In 2016, Scout Tafoya of RogerEbert.com included the film in his video series "The Unloved", where he highlights films which received mixed to negative reviews that he believes to have artistic value. He stated that Coppola "made a film he would have wanted to see, with energy borrowed from his heroes. But this film is all him, really. What other major American director would throw out studio money just to scamper around Europe re-living the years of his father's prime? ... I saw the human struggling to change the world through his work, and the ways in which he failed himself, and I felt for him."

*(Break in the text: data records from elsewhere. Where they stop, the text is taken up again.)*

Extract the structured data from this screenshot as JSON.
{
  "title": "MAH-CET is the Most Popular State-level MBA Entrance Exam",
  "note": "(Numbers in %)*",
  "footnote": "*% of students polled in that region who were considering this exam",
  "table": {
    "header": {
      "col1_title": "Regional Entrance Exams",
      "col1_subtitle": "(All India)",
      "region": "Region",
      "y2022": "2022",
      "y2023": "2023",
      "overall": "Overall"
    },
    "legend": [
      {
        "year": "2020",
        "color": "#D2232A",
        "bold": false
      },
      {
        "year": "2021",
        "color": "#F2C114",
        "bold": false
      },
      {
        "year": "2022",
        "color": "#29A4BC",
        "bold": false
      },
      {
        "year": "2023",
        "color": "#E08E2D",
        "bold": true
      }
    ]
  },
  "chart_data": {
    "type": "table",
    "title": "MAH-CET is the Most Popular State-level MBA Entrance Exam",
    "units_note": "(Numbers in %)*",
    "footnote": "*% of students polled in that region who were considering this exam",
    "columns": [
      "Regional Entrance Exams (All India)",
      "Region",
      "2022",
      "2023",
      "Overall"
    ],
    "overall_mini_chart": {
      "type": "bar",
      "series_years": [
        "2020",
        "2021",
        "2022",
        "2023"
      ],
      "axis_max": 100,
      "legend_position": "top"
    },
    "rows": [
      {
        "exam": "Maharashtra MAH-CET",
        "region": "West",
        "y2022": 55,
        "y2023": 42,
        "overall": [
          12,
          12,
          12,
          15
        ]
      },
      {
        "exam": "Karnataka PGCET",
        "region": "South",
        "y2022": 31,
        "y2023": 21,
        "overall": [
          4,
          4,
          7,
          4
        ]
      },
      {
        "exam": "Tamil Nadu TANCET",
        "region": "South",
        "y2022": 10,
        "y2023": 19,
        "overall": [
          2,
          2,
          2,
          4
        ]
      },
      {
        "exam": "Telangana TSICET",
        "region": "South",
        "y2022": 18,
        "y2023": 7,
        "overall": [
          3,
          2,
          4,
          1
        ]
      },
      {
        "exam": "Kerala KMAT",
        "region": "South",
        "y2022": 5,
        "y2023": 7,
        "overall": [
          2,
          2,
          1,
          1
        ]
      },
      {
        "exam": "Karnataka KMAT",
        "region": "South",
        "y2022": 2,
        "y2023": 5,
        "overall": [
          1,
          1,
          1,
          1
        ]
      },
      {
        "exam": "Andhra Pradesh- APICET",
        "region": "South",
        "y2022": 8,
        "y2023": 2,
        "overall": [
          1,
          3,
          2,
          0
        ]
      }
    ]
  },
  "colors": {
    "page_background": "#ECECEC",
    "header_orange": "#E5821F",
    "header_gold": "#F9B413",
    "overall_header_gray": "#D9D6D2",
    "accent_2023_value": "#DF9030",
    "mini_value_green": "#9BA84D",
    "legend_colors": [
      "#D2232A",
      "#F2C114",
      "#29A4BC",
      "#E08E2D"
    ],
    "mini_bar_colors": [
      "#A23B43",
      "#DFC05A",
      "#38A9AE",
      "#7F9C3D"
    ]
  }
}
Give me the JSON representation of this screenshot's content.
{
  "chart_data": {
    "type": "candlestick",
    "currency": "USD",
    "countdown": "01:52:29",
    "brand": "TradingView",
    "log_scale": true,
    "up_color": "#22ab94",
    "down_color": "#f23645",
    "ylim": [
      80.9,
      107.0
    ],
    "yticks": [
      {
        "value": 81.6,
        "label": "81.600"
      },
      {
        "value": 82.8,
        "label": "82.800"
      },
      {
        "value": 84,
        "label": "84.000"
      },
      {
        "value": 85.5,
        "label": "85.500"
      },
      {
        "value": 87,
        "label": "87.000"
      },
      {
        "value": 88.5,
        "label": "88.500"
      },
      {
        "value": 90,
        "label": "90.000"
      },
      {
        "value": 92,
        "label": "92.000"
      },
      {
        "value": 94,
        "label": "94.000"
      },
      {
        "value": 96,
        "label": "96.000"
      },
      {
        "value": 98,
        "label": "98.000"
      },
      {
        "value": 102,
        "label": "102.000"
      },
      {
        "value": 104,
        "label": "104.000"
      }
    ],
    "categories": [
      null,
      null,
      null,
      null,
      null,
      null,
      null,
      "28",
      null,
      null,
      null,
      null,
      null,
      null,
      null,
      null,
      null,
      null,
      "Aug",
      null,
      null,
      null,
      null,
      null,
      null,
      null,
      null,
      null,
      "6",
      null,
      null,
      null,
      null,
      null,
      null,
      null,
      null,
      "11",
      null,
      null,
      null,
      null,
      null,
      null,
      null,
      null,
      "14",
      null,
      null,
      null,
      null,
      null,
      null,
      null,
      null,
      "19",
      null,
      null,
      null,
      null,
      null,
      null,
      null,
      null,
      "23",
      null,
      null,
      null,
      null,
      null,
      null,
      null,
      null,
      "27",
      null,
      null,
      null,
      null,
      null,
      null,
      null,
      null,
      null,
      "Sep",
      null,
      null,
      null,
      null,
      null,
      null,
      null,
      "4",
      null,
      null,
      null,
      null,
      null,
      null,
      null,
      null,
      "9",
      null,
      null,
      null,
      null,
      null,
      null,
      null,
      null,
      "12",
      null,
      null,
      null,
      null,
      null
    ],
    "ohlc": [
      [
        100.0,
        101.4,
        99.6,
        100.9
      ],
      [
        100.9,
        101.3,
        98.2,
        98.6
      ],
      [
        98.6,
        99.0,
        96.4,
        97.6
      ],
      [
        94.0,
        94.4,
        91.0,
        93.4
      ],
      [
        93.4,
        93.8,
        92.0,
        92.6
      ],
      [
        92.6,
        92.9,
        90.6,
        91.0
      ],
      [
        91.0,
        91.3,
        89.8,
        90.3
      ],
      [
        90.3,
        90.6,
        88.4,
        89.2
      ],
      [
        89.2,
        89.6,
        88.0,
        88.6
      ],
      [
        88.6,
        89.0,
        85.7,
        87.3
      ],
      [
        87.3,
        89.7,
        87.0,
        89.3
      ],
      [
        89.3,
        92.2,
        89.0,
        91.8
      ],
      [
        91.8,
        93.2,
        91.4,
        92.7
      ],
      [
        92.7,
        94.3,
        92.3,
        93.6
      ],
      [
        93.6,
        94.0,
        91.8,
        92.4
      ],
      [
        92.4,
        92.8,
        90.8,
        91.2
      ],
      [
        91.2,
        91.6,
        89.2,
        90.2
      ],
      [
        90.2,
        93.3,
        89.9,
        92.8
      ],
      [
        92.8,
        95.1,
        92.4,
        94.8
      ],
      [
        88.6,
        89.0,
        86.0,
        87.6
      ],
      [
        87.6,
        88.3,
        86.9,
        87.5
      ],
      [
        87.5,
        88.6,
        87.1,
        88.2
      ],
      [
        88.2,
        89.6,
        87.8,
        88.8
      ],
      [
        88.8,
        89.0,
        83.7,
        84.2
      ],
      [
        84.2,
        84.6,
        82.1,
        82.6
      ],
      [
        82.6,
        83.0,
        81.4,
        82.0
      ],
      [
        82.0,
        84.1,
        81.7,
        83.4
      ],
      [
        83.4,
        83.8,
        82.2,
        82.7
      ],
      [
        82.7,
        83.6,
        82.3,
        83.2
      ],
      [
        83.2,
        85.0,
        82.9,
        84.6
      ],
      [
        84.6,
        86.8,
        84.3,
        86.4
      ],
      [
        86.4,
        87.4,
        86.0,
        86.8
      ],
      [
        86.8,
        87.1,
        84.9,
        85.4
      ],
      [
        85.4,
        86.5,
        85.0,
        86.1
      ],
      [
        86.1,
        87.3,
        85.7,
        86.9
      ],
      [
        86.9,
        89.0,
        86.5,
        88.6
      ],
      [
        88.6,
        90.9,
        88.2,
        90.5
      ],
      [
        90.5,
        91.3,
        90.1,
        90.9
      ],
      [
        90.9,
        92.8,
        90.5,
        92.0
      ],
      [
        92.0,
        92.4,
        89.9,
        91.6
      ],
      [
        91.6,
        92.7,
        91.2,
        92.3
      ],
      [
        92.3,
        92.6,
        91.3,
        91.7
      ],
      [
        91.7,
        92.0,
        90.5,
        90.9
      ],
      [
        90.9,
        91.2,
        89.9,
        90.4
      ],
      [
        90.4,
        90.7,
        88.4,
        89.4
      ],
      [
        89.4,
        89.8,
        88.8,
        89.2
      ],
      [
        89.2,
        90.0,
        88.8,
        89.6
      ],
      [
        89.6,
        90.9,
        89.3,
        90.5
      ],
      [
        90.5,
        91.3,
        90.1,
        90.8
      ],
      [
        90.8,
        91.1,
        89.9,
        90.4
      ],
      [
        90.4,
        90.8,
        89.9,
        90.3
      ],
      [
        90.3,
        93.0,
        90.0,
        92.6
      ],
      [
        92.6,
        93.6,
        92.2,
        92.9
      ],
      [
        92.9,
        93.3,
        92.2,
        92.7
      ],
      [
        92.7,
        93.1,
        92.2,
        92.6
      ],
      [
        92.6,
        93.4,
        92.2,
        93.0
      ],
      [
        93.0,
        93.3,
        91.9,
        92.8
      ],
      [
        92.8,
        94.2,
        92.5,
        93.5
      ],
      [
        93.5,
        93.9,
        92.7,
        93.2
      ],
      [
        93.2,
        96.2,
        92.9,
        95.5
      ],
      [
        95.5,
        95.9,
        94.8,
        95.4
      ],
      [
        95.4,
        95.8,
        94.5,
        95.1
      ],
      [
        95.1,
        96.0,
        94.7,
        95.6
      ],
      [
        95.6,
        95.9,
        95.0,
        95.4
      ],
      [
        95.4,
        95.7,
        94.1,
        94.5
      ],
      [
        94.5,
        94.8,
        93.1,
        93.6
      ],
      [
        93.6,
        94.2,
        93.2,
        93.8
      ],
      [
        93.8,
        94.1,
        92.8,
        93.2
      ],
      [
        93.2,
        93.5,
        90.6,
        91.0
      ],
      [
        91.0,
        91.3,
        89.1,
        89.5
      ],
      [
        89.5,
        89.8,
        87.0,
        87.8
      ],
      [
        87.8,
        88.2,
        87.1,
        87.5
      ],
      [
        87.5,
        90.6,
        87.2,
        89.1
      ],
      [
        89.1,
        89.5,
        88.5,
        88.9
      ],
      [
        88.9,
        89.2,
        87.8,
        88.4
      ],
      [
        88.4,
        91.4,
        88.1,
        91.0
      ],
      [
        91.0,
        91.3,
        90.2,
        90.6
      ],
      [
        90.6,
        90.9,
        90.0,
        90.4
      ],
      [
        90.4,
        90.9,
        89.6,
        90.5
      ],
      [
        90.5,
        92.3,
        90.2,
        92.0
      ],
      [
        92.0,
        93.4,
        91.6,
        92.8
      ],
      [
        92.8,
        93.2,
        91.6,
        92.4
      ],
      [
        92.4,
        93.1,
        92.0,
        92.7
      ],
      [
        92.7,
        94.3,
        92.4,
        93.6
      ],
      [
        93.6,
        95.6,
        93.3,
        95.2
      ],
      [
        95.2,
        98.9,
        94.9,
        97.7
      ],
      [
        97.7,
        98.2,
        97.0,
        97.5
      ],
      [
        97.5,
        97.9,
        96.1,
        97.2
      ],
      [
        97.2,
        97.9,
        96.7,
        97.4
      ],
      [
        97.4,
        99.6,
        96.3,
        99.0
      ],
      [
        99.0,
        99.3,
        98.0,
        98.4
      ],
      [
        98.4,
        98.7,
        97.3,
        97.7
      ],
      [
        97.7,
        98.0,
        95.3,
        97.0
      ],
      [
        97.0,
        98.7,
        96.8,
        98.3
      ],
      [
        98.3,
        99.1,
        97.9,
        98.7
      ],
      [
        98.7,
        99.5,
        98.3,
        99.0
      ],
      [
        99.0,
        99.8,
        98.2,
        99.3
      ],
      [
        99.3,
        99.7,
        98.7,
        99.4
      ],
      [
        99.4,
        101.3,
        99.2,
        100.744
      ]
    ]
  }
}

In 2024, Francis Ford Coppola revealed during an interview with Rolling Stone that Youth Without Youth wasn't meant to be successful but a "test" for himself to teach him what really means making a movie, as he had "sort of retired" from being a professional director since The Rainmaker (1997) and instead be a student who could discover what making movies consisted by self-financing "very small, low-budget" films and even organizing unusual rehearsals during which he learned a lot about acting. This was in order for Coppola to prepare himself for the development of his longtime passion project Megalopolis (2024).

===Accolades===
The film was nominated for Best Cinematography at the 23rd Independent Spirit Awards.